Reputation: 53
I have 2 questions on bayesian network with bnlearn package in R.
library(parallel)
cl = makeCluster(4)
set.seed(1)
b1 = boot.strength(data = learning.test, R = 5, algorithm = "hc", cluster = cl, algorithm.args = list( score="bde", iss = 60 , restart=10, perturb = 5 ))
cl = makeCluster(4)
set.seed(1)
b2 = boot.strength(data = learning.test, R = 5, algorithm = "hc", cluster = cl, algorithm.args = list( score="bde", iss = 60 , restart=10, perturb = 5 ))
all.equal(b1, b2)
[1] "Attributes: < Component “threshold”: Mean relative difference: 0.5 >"
[2] "Component “strength”: Mean relative difference: 1.166667"
[3] "Component “direction”: Mean relative difference: 0.5294118"

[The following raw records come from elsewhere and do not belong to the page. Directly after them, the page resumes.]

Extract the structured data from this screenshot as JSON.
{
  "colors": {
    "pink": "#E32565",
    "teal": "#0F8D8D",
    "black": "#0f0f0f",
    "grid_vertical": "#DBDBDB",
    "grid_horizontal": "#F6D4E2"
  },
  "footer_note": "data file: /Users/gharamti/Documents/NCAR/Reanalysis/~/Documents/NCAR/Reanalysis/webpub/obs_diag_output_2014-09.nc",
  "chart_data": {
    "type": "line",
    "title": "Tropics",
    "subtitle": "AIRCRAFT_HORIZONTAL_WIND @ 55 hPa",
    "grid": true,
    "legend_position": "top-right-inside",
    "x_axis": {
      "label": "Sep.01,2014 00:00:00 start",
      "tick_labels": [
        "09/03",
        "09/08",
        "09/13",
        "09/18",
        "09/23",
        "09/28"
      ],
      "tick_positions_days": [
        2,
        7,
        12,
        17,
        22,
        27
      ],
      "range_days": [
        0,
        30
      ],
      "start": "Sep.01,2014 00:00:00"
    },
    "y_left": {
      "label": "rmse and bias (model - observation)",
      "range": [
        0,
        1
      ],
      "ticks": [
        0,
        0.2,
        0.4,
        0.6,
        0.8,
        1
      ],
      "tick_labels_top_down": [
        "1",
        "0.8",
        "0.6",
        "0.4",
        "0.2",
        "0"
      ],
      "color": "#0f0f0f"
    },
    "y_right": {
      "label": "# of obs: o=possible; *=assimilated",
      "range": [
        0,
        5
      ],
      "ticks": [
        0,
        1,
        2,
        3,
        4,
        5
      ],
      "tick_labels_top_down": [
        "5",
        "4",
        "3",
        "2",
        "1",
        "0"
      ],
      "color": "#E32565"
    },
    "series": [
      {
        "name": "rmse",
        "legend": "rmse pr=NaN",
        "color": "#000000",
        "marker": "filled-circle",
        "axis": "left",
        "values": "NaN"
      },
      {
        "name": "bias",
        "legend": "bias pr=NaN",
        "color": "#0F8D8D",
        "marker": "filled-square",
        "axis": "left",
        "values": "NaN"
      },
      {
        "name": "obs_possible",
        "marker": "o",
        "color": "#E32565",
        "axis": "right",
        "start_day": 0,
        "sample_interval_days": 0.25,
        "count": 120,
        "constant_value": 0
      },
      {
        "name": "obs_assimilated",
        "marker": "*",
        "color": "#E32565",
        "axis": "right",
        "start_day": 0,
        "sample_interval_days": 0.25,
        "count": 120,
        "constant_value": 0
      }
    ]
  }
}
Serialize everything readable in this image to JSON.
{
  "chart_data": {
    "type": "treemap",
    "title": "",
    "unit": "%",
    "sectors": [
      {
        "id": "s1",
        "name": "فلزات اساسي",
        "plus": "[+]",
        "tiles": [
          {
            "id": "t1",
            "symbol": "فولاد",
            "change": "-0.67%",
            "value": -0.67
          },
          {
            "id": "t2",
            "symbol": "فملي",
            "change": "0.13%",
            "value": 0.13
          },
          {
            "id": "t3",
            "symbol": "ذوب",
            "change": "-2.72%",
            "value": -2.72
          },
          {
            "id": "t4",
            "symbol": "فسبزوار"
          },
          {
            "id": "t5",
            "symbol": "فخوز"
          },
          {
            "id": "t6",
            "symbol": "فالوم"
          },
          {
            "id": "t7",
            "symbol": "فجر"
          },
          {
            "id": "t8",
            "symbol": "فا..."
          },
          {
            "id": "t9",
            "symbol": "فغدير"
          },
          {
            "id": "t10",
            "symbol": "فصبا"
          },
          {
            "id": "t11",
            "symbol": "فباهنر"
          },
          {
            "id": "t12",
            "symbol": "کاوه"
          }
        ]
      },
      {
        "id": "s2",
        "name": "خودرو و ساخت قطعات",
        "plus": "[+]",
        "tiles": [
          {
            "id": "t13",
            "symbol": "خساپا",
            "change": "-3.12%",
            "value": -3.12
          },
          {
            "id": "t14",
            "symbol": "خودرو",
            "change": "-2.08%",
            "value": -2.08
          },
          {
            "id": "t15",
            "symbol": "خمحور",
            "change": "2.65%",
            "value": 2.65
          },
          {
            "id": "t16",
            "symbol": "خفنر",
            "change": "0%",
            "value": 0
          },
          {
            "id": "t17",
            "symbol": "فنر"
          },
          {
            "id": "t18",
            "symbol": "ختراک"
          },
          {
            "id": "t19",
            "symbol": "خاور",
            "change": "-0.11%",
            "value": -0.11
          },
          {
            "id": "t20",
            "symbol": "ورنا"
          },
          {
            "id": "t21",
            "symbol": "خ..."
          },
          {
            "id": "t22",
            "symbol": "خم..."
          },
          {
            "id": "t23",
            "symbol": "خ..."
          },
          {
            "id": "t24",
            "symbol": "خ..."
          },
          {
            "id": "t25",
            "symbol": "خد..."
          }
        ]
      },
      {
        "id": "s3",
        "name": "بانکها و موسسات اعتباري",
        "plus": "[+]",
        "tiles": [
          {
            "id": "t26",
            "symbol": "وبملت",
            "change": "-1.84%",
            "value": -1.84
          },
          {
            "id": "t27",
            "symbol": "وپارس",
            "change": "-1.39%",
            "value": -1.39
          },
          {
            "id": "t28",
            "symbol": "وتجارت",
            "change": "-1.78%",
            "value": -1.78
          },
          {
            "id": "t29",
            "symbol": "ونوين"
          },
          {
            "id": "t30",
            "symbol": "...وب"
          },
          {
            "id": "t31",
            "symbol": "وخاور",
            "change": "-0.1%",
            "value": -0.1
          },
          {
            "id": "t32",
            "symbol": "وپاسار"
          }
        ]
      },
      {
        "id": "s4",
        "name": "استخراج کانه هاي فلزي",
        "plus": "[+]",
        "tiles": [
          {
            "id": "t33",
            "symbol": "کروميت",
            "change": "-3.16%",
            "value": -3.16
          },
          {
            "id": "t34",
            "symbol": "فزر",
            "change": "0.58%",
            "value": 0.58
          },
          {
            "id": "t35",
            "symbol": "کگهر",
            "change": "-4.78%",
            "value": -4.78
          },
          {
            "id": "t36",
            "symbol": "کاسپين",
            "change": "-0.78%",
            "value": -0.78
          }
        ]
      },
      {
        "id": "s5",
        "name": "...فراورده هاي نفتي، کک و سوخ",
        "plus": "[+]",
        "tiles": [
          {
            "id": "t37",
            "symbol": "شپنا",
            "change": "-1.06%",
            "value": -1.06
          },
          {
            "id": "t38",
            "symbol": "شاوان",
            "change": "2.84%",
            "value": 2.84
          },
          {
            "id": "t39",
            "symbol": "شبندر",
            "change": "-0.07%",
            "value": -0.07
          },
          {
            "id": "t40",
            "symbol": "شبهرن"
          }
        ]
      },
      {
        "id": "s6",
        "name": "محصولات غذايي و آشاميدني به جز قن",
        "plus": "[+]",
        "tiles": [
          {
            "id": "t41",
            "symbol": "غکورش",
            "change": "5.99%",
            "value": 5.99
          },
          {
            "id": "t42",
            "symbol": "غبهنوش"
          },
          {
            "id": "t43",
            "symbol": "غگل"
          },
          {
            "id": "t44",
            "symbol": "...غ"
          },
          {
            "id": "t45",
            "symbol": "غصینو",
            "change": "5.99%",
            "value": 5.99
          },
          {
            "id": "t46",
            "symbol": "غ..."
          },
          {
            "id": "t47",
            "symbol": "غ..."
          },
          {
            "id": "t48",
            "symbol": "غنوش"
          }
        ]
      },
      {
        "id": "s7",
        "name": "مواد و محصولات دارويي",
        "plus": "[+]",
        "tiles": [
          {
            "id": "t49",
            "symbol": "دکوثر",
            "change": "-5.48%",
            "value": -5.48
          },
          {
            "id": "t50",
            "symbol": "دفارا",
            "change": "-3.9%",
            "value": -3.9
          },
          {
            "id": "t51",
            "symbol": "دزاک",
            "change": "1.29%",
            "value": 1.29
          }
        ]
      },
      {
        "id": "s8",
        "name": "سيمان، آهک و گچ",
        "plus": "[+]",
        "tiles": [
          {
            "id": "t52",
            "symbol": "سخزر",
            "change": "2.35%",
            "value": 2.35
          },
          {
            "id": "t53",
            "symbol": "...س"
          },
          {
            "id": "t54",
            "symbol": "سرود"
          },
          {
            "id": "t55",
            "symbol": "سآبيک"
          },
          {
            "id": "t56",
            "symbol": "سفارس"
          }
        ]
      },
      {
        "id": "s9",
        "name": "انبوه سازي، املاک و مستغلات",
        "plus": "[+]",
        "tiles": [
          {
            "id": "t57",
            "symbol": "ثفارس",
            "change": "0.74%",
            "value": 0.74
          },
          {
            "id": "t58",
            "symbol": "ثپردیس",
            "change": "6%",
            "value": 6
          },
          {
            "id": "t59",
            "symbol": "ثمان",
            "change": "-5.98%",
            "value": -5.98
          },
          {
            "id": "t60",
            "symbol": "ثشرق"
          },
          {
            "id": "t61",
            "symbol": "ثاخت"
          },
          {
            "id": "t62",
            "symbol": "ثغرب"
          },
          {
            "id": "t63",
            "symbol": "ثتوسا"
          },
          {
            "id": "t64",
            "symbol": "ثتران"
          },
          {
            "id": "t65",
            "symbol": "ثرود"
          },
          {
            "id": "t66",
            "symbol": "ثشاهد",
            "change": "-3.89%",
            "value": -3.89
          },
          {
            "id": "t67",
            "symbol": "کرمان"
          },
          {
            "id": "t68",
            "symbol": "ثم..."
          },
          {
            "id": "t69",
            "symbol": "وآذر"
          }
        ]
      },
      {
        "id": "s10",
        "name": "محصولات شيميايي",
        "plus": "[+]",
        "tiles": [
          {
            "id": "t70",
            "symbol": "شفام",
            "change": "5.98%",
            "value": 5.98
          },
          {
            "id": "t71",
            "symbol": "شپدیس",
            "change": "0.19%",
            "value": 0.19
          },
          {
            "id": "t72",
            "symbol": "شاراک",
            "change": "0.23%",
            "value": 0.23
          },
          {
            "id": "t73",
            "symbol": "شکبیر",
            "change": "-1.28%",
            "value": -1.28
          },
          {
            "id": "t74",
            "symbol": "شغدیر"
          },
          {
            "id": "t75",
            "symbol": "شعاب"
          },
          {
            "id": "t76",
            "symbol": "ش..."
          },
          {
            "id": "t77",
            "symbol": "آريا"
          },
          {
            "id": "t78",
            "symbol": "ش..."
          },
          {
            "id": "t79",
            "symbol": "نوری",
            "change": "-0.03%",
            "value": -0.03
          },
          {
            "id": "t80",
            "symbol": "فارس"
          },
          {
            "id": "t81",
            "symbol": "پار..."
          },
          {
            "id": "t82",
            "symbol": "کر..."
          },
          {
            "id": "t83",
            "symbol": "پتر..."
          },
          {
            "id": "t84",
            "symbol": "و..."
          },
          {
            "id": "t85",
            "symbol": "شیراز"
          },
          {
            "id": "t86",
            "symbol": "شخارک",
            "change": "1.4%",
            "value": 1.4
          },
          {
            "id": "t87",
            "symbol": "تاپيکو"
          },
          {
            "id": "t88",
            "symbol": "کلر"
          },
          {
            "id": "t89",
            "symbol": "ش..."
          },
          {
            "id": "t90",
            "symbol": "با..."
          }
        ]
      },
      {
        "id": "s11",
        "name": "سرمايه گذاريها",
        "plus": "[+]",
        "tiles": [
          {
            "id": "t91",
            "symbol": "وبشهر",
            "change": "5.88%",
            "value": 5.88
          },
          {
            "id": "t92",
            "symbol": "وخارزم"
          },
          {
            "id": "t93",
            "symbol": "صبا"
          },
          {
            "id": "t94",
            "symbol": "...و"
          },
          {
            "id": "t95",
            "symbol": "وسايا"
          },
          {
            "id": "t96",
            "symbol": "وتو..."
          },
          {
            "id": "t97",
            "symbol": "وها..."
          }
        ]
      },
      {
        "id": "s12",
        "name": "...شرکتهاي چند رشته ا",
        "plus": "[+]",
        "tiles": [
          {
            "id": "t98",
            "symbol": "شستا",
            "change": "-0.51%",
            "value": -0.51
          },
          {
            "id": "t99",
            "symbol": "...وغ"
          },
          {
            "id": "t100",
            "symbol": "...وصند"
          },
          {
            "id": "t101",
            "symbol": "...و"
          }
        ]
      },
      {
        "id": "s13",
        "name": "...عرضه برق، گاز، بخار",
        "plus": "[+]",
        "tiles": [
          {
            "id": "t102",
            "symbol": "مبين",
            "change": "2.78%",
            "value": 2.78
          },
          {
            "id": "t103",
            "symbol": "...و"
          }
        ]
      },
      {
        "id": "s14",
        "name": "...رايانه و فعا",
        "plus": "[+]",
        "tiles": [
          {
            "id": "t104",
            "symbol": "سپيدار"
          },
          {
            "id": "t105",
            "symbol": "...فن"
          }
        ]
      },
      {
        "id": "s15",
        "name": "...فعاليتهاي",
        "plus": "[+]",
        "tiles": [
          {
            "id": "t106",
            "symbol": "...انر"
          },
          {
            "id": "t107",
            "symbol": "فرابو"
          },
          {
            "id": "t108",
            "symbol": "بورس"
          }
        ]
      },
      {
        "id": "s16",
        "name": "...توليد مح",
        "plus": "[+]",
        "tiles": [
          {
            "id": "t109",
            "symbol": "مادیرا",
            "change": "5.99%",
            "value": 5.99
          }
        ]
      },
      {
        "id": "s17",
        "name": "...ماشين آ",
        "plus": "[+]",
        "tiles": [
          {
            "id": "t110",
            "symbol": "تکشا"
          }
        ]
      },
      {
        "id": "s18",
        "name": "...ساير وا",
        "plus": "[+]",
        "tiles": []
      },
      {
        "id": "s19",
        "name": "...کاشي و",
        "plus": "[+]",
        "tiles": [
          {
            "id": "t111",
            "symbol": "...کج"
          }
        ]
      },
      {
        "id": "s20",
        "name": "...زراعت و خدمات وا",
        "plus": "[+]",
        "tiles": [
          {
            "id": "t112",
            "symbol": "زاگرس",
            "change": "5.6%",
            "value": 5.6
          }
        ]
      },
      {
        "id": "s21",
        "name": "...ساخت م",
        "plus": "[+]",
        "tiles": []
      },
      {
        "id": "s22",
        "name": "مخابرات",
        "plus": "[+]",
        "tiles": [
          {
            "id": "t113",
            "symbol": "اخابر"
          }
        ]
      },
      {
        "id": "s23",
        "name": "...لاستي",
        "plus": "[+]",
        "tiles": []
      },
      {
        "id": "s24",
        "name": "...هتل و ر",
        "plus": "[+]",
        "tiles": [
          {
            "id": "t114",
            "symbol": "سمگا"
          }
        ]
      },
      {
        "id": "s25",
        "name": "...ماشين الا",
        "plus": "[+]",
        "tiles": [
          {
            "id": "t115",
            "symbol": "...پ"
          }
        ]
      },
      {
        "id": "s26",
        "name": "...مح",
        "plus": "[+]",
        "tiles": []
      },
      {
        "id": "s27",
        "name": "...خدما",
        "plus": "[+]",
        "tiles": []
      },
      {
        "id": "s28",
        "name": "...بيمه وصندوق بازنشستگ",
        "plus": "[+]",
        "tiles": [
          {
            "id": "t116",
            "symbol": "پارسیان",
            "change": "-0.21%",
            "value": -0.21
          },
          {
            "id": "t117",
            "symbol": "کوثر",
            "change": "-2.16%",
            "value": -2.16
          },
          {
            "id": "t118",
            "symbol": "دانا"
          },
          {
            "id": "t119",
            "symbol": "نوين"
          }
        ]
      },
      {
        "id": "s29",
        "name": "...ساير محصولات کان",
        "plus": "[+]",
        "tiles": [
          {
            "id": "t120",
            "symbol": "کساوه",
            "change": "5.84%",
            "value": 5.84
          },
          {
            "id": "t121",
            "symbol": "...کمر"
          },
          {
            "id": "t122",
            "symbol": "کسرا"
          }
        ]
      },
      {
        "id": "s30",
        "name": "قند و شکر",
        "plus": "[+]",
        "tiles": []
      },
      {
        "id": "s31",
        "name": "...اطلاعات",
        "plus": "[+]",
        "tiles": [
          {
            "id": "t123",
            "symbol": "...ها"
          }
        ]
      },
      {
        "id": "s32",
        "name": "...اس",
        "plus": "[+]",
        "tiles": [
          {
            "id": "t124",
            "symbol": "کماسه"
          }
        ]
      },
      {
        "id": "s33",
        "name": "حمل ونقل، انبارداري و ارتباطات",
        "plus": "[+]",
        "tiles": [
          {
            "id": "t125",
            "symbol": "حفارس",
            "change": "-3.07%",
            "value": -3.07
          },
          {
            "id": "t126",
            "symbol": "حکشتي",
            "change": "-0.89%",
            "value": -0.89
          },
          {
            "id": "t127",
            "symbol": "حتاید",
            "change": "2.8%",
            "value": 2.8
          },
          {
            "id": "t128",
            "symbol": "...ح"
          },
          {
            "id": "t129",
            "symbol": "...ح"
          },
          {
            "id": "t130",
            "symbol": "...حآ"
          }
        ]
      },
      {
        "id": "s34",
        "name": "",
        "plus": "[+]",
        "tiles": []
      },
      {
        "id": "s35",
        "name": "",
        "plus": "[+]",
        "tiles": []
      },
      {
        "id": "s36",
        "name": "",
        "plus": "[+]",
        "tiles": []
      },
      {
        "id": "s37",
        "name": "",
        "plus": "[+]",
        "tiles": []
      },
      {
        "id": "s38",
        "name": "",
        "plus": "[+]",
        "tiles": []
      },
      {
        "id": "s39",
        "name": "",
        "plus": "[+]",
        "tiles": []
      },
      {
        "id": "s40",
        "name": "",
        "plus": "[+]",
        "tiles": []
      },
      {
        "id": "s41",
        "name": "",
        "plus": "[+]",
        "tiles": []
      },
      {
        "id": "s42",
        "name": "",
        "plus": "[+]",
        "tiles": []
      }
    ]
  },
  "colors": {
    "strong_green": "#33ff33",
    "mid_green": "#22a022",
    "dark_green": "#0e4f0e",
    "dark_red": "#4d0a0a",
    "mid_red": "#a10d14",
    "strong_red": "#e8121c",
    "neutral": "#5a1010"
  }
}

I am using the boot.strength function in bnlearn package to create bootstraps and create multiple bayesian networks to get the arc strength and direction. Each time I run, I get different results from this boot.strength function. I could not find any seed parameter for this function to get reproducible results. Even if I do set.seed(1) before the line with boot.strength function, it gives different results. Kindly help me to get reproducible results with this function. Reproducible code for this is shown above
I first created one network(version1) after applying some thresholds on arc strength and direction in the output file from boot.strength function which was run without any blacklists. Then I created another network (version2) in the same manner using same thresholds for strength and direction but with some arcs blacklisted. Logically I would expect the version 2 network to have lesser no. of arcs than that in version 1 network. In other words, I have version 1 and then I apply some constraints in the form of blacklists and get version 2. Since some arcs are blacklisted in version 2, I would expect version 2 to have lesser no. of arcs. But when I repeated this experiment (having these 2 versions) multiple times, I always find that version 2 has more no. of arcs than version 1. This is very systematic. I found this issue to be faced by multiple people. Any suggestion on what could cause this anomaly would be greatly helpful. Reproducible code for this is shown below. If the below code is run mutliple times by changing thresholds for strength or changing other parameters like restart, perturb or R, you will find that in all such experiments version 2 (i.e. b2) will have more no. of arcs than version 1 (i.e. b1) systematically.
set.seed(1)
b1 = boot.strength(data = learning.test, R = 5, algorithm = "hc", algorithm.args = list( score="bde", iss = 1 , restart=10, perturb = 5 ))
badarc = expand.grid(c("A","F"), c("B","D"))
colnames(badarc) = c("from", "to")
set.seed(1)
b2 = boot.strength(data = learning.test, R = 5, algorithm = "hc", algorithm.args = list( score="bde", iss = 1 , restart=10, perturb = 5, blacklist = badarc ))
nrow(b1[b1$strength>0.8 & b1$direction>0.5,]) # no. of arcs in version 1
nrow(b2[b2$strength>0.8 & b2$direction>0.5,]) # no. of arcs in version 2
Upvotes: 1
Views: 310